ROANOKE TIMES

                         Roanoke Times
                 Copyright (c) 1995, Landmark Communications, Inc.

DATE: TUESDAY, June 15, 1993                   TAG: 9306150035
SECTION: VIRGINIA                    PAGE: A-1   EDITION: METRO 
SOURCE: By LAURENCE HAMMACK STAFF WRITER
DATELINE:                                 LENGTH: Medium


DRUG-CARE HOME KEPT FROM MOVING

Northwest Roanoke residents have won a two-year legal fight to keep a drug-treatment home out of the Andrews Road neighborhood.

The Virginia Supreme Court has ruled that the city Board of Zoning Appeals used "erroneous principles of law" when it approved a request for Hegira House to relocate on the 1900 block of Andrews Road.

Although the group of Andrews Road residents prevailed on a procedural challenge to the board's vote, the opposition also was based on racial issues.

George Riles, who joined 23 other property owners in a lawsuit against the board, said the predominantly black community may have been selected as the site of least resistance.

"I'm quite sure that if they tried to establish this in Hunting Hills, they wouldn't have it to start with," Riles said.

Residents were concerned that putting a drug-treatment home in their neighborhood would increase crime and decrease property values.

Many blacks moved to the middle-class community around Andrews Road after losing their homes years ago to developments such as the Roanoke Civic Center and the Coca-Cola plant, Riles said.

Like a proposal to build a road through the Gainsboro community, the planned Hegira House relocation was seen by some black residents as another effort by the city to take over their community.

"The city fathers are always telling us what's good for us," Riles said. "They don't let us involve ourselves in the decision-making process.

"I'm just glad that in this case, the black community showed it had some backbone."

City Attorney Wilburn Dibling said the city's only involvement in the Hegira House relocation was to represent the board after residents filed a lawsuit.

Dibling said it's up to Hegira House - which selected the Andrews Road location - to decide what to do next.

Hegira House Director Henry Altice and officials with Mental Health Services, the agency that operates the drug-treatment home, could not be reached for comment Monday.

Hegira House, now located on Second Street in Old Southwest, provides an intensive group-therapy program for 24 drug and alcohol abusers. Most of its occupants are there in lieu of jail sentences.

Friday's Supreme Court decision was the latest step in a complicated legal fight that began two years ago. The Board of Zoning Appeals has been sued by both sides - first by Hegira House when it refused to rehear the case after deadlocking 2-2, then by neighborhood residents when the board's full membership voted 3-2 to approve the move.

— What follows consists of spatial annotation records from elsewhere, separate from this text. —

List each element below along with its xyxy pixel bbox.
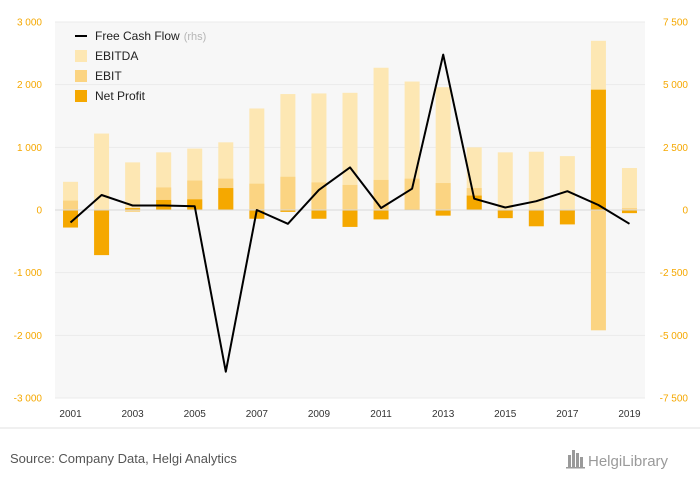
ebitda-bar (342, 92, 358, 210)
x-axis: 2001 2003 2005 2007 2009 2011 2013 2015 2017 2019 (59, 409, 641, 420)
net-profit-bar (435, 210, 451, 216)
x-tick-label: 2003 (122, 409, 145, 420)
free-cash-flow-line (69, 53, 631, 373)
y-left-tick-label: -3 000 (14, 394, 43, 405)
net-profit-bar (590, 89, 606, 210)
y-left-tick-label: 3 000 (17, 18, 42, 29)
ebit-bar (280, 176, 296, 210)
y-left-tick-label: 2 000 (17, 80, 42, 91)
ebitda-bar (125, 162, 141, 210)
y-left-tick-label: 1 000 (17, 143, 42, 154)
ebitda-bar (621, 168, 637, 210)
y-right-tick-label: -7 500 (660, 394, 689, 405)
legend-swatch-ebit (75, 70, 87, 82)
ebitda-bar (404, 81, 420, 211)
source-text: Source: Company Data, Helgi Analytics (10, 451, 237, 466)
y-right-tick-label: 7 500 (663, 18, 688, 29)
ebit-bar (404, 178, 420, 210)
ebitda-bar (373, 67, 389, 210)
ebit-bar (311, 182, 327, 210)
fcf-line (69, 53, 631, 373)
y-right-tick-label: -2 500 (660, 268, 689, 279)
y-right-tick-label: 2 500 (663, 143, 688, 154)
net-profit-bar (528, 210, 544, 227)
net-profit-bar (559, 210, 575, 225)
legend-label-net-profit: Net Profit (95, 89, 146, 103)
net-profit-bar (342, 210, 358, 227)
x-tick-label: 2015 (494, 409, 517, 420)
net-profit-bar (280, 210, 296, 212)
y-axis-right: 7 500 5 000 2 500 0 -2 500 -5 000 -7 500 (660, 18, 689, 405)
x-tick-label: 2013 (432, 409, 455, 420)
x-tick-label: 2001 (59, 409, 82, 420)
legend-swatch-net-profit (75, 90, 87, 102)
net-profit-bar (497, 210, 513, 219)
x-tick-label: 2017 (556, 409, 579, 420)
legend-swatch-ebitda (75, 50, 87, 62)
x-tick-label: 2011 (370, 409, 392, 420)
ebit-bar (125, 210, 141, 212)
net-profit-bar (125, 208, 141, 210)
net-profit-bar (621, 210, 637, 214)
x-tick-label: 2007 (246, 409, 269, 420)
x-tick-label: 2005 (184, 409, 207, 420)
ebitda-bar (435, 87, 451, 210)
ebitda-bar (94, 133, 110, 210)
ebit-bar (249, 183, 265, 210)
y-right-tick-label: -5 000 (660, 331, 689, 342)
ebit-bar (621, 208, 637, 210)
y-right-tick-label: 5 000 (663, 80, 688, 91)
legend-label-ebitda: EBITDA (95, 49, 138, 63)
net-profit-bar (373, 210, 389, 220)
net-profit-bar (63, 210, 79, 228)
y-left-tick-label: 0 (36, 206, 42, 217)
legend: Free Cash Flow (rhs) EBITDA EBIT Net Profit (75, 29, 206, 103)
y-axis-left: 3 000 2 000 1 000 0 -1 000 -2 000 -3 000 (14, 18, 43, 405)
net-profit-bar (311, 210, 327, 219)
net-profit-bar (94, 210, 110, 256)
legend-label-free-cash-flow: Free Cash Flow (rhs) (95, 29, 206, 43)
y-left-tick-label: -2 000 (14, 331, 43, 342)
net-profit-bar (218, 188, 234, 210)
x-tick-label: 2019 (618, 409, 641, 420)
legend-suffix: (rhs) (184, 31, 207, 43)
city-skyline-icon (566, 450, 585, 469)
y-right-tick-label: 0 (682, 206, 688, 217)
logo-text: HelgiLibrary (588, 453, 669, 470)
x-tick-label: 2009 (308, 409, 331, 420)
ebit-bar (590, 210, 606, 331)
ebitda-bar (311, 93, 327, 210)
ebitda-bar (559, 156, 575, 210)
ebit-bar (342, 184, 358, 210)
legend-label-ebit: EBIT (95, 69, 122, 83)
y-left-tick-label: -1 000 (14, 268, 43, 279)
net-profit-bar (187, 199, 203, 210)
ebitda-bar (497, 152, 513, 210)
ebit-bar (435, 183, 451, 210)
ebit-bar (63, 200, 79, 210)
ebitda-bar (528, 151, 544, 210)
helgi-logo: HelgiLibrary (566, 450, 669, 470)
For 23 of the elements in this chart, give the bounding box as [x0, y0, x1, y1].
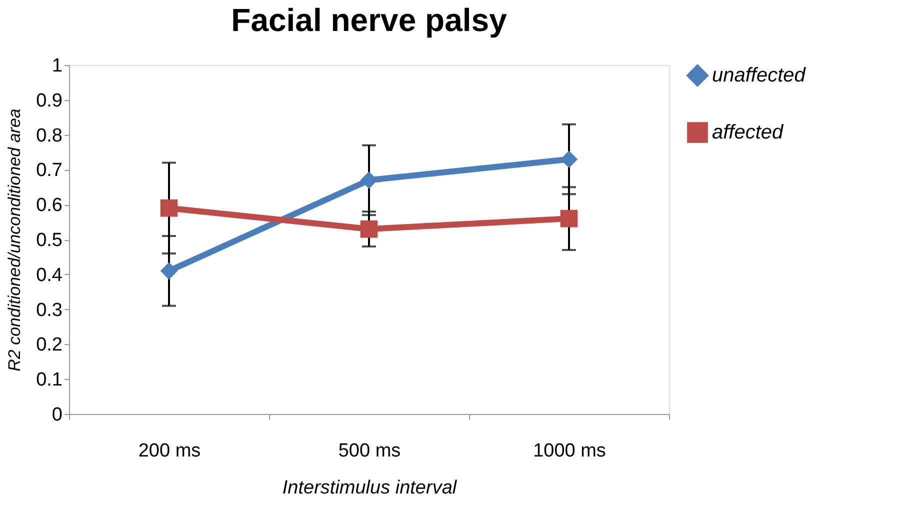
chart-title: Facial nerve palsy	[231, 2, 508, 38]
y-tick-label: 0	[52, 404, 62, 426]
y-tick-label: 0.8	[36, 125, 62, 146]
point	[560, 210, 578, 228]
y-tick-label: 0.1	[36, 370, 62, 391]
y-axis-title: R2 conditioned/unconditioned area	[5, 108, 24, 372]
point	[360, 220, 378, 238]
x-tick-label: 1000 ms	[533, 440, 606, 462]
point	[160, 199, 178, 217]
y-tick-label: 0.2	[36, 334, 62, 356]
legend-label: unaffected	[712, 64, 806, 86]
x-tick-label: 500 ms	[338, 440, 401, 462]
point	[160, 262, 178, 280]
legend-label: affected	[712, 122, 784, 144]
y-tick-label: 0.4	[36, 264, 63, 286]
y-tick-label: 0.3	[36, 300, 62, 321]
x-tick-label: 200 ms	[138, 440, 201, 462]
y-tick-label: 0.7	[36, 160, 62, 182]
y-tick-label: 0.5	[36, 230, 62, 251]
y-tick-label: 1	[52, 56, 62, 76]
x-axis-title: Interstimulus interval	[282, 478, 458, 498]
y-tick-label: 0.6	[36, 195, 62, 216]
y-tick-label: 0.9	[36, 90, 62, 112]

Circuit Judge Roy Willett upheld the board's second vote, a decision the residents appealed to the Supreme Court.

The decision to grant Hegira House a zoning variance to operate in a residential area was flawed, the Supreme Court ruled, because the board did not make three findings required by law.

Those findings would have been that:

Strict application of zoning laws would have created an undue hardship for Hegira House.

The hardship was not shared by other property owners in the area.

A variance would not be of "substantial detriment" to adjacent property.

The court reversed Willett's order upholding the board's decision and dismissed Hegira House's application.

"To grant [Hegira House] a variance under the facts presented would give it impermissible `special privilege or convenience,' " the court ruled.